Alle Guerillakämpfer:innen können Geschichten über ihren Widerstand erzählen, denn das ist ihre Bestimmung. Je größer der Widerstand wird, desto mehr Geschichten gibt es, die weitererzählt und aufgeschrieben werden sollten. Sie fließen als Momentaufnahmen in die Geschichte Kurdistans ein. Mitten im Krieg ist jeder Moment bei der Guerilla Stoff für eine Legende, so auch der Widerstand in Aris Faris.

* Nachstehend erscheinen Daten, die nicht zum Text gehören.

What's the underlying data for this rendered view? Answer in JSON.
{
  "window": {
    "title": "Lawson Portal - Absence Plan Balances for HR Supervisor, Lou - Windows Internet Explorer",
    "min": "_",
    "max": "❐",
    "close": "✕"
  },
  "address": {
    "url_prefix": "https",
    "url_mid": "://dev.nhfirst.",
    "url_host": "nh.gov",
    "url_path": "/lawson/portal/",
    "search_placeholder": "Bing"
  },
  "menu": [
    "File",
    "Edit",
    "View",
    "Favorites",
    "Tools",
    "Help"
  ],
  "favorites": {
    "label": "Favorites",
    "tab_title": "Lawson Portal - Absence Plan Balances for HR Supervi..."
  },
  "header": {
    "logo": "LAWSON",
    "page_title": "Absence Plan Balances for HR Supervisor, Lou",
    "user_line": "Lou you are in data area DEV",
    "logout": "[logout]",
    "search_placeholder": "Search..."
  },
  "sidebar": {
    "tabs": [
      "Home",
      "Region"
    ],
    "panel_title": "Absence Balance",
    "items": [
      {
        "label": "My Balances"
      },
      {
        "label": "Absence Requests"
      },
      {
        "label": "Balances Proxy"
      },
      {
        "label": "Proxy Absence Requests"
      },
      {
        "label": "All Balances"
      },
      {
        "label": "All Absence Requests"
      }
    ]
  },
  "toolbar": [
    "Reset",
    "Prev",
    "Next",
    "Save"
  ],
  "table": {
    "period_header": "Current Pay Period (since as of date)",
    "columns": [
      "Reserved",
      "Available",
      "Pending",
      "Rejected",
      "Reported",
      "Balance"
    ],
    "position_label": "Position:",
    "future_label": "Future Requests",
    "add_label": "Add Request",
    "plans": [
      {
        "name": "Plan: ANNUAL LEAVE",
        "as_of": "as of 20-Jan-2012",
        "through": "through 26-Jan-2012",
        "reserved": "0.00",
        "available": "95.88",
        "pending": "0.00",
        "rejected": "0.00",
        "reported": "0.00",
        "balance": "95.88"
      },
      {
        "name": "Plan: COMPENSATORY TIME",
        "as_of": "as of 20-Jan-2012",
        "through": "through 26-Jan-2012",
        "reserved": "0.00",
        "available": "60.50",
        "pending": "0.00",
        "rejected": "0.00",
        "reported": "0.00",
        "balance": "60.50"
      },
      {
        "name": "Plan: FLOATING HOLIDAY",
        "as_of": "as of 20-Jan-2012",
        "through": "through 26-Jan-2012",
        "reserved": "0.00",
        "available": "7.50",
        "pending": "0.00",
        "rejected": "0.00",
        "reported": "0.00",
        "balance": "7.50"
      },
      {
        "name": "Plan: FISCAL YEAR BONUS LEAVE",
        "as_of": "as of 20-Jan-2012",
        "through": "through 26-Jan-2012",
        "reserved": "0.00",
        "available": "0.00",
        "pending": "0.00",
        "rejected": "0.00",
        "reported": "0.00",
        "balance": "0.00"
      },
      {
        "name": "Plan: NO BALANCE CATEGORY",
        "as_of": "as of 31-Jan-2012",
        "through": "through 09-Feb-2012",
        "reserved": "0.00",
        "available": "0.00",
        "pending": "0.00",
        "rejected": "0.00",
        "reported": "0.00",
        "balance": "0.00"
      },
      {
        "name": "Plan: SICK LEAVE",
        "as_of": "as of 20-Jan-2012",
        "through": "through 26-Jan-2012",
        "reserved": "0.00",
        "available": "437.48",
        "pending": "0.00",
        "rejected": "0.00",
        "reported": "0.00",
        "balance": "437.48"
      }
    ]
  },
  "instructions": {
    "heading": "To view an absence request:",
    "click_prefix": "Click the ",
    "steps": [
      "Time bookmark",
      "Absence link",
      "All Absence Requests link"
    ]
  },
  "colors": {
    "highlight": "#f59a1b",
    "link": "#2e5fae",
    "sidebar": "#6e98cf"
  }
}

Diren war eine der Kämpfer:innen, die den Guerillatunnel im Gebiet Aris Faris in der Avaşin-Region verteidigt haben. Sie war Teil der Gruppe, die nach diesem großen Widerstand ihre Weggefährt:innen erreichte und davon berichten konnte. Bevor sie zu einer weiteren Aktion aufbrach, erzählte sie vor der Kamera, was sich im Tunnel in Aris Faris abgespielt hat. Diren Raman ist am 12. Juli 2021 zusammen mit drei weiteren Kämpfer:innen in Avaşin gefallen.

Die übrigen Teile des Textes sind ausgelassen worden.